The cathedral’s complex history raises a fraught question: If the 19th century “improved” Notre Dame, then why can’t we, in the 21st century, rebuild the cathedral using our own advanced art and technology?

That was the gist of French Prime Minster Edouard Philippe’s remarks in announcing the competition Wednesday.

“The international competition will allow us to ask the question of whether we should even recreate the spire as it was conceived by Viollet-le-Duc,” he told reporters. “Or if, as is often the case in the evolution of heritage, we should endow Notre Dame with a new spire.”

To get a firmer grip on Viollet-le-Duc’s design, I called Kevin Murphy, a Vanderbilt University art history professor whose 2000 book “Memory and Modernity” explores the architect’s restoration of a Romanesque church in France’s Burgundy region.

Viollet-le-Duc’s Notre Dame spire, Murphy told me, replaced one that was in bad condition and was taken down in the 1780s. He was unsure if that spire was the original.

With the new spire, Murphy said, Viollet-le-Duc sought to achieve a sky-piercing exterior expression of the awe-inspiring Gothic verticality that may not have been achievable when the building was constructed in the 12th and 13th centuries.

“It was about height and lightness, also the position of the cathedral in the city, marking that important institution,” Murphy said.

For Viollet-le-Duc, he went on, “the church was not only a religious institution. He promoted the Gothic as a national achievement rather than as an achievement of the faith.”

In addition to shoring up the structure of the once-crumbling cathedral, Murphy explained, Viollet-le-Duc cleared out aged buildings around it. That step enhanced Notre Dame’s monumental presence, making it more visible to tourists, whose ranks were growing in the mid-19th century.

So what does Murphy think about the possibility that Viollet-le-Duc’s spire might be replaced with a different design?

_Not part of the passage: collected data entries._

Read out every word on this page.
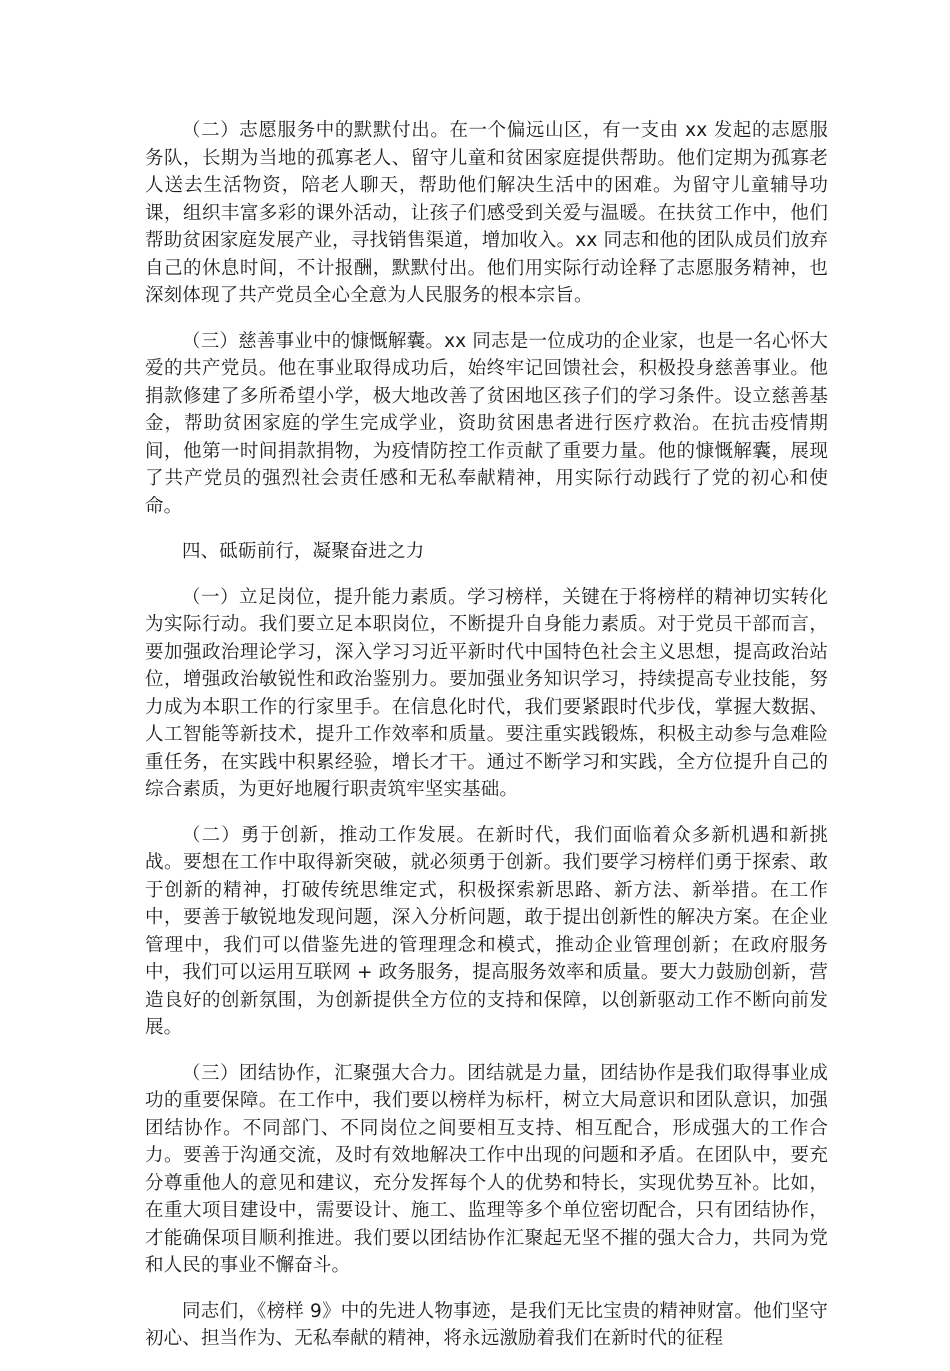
（二）志愿服务中的默默付出。在一个偏远山区，有一支由 xx 发起的志愿服务队，长期为当地的孤寡老人、留守儿童和贫困家庭提供帮助。他们定期为孤寡老人送去生活物资，陪老人聊天，帮助他们解决生活中的困难。为留守儿童辅导功课，组织丰富多彩的课外活动，让孩子们感受到关爱与温暖。在扶贫工作中，他们帮助贫困家庭发展产业，寻找销售渠道，增加收入。xx 同志和他的团队成员们放弃自己的休息时间，不计报酬，默默付出。他们用实际行动诠释了志愿服务精神，也深刻体现了共产党员全心全意为人民服务的根本宗旨。

（三）慈善事业中的慷慨解囊。xx 同志是一位成功的企业家，也是一名心怀大爱的共产党员。他在事业取得成功后，始终牢记回馈社会，积极投身慈善事业。他捐款修建了多所希望小学，极大地改善了贫困地区孩子们的学习条件。设立慈善基金，帮助贫困家庭的学生完成学业，资助贫困患者进行医疗救治。在抗击疫情期间，他第一时间捐款捐物，为疫情防控工作贡献了重要力量。他的慷慨解囊，展现了共产党员的强烈社会责任感和无私奉献精神，用实际行动践行了党的初心和使命。

四、砥砺前行，凝聚奋进之力

（一）立足岗位，提升能力素质。学习榜样，关键在于将榜样的精神切实转化为实际行动。我们要立足本职岗位，不断提升自身能力素质。对于党员干部而言，要加强政治理论学习，深入学习习近平新时代中国特色社会主义思想，提高政治站位，增强政治敏锐性和政治鉴别力。要加强业务知识学习，持续提高专业技能，努力成为本职工作的行家里手。在信息化时代，我们要紧跟时代步伐，掌握大数据、人工智能等新技术，提升工作效率和质量。要注重实践锻炼，积极主动参与急难险重任务，在实践中积累经验，增长才干。通过不断学习和实践，全方位提升自己的综合素质，为更好地履行职责筑牢坚实基础。

（二）勇于创新，推动工作发展。在新时代，我们面临着众多新机遇和新挑战。要想在工作中取得新突破，就必须勇于创新。我们要学习榜样们勇于探索、敢于创新的精神，打破传统思维定式，积极探索新思路、新方法、新举措。在工作中，要善于敏锐地发现问题，深入分析问题，敢于提出创新性的解决方案。在企业管理中，我们可以借鉴先进的管理理念和模式，推动企业管理创新；在政府服务中，我们可以运用互联网 + 政务服务，提高服务效率和质量。要大力鼓励创新，营造良好的创新氛围，为创新提供全方位的支持和保障，以创新驱动工作不断向前发展。

（三）团结协作，汇聚强大合力。团结就是力量，团结协作是我们取得事业成功的重要保障。在工作中，我们要以榜样为标杆，树立大局意识和团队意识，加强团结协作。不同部门、不同岗位之间要相互支持、相互配合，形成强大的工作合力。要善于沟通交流，及时有效地解决工作中出现的问题和矛盾。在团队中，要充分尊重他人的意见和建议，充分发挥每个人的优势和特长，实现优势互补。比如，在重大项目建设中，需要设计、施工、监理等多个单位密切配合，只有团结协作，才能确保项目顺利推进。我们要以团结协作汇聚起无坚不摧的强大合力，共同为党和人民的事业不懈奋斗。

同志们，《榜样 9》中的先进人物事迹，是我们无比宝贵的精神财富。他们坚守初心、担当作为、无私奉献的精神，将永远激励着我们在新时代的征程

“I’m attached to his work,” Murphy replied. On the other hand, “the building as it exists has a very long history. There’s nothing pure about it. It’s been altered and restored over the course of many centuries. It might be interesting to see a proposal for a spire that was compatible with the building but at the same time spoke to our own time the way Viollet-le-Duc’s did.”

Then, Murphy added, “It could be horrible.”

Indeed it could. The stakes here — aesthetic, cultural, and spiritual — are enormous.

Political calculations should not drive the fate of Notre Dame. Nor should brazen architectural adventurism. It is necessary to move ahead, and even to consider new solutions, but with the care, intelligence and sense of stewardship demanded by one of the world’s great landmarks.

Blair Kamin is a critic for the Chicago Tribune.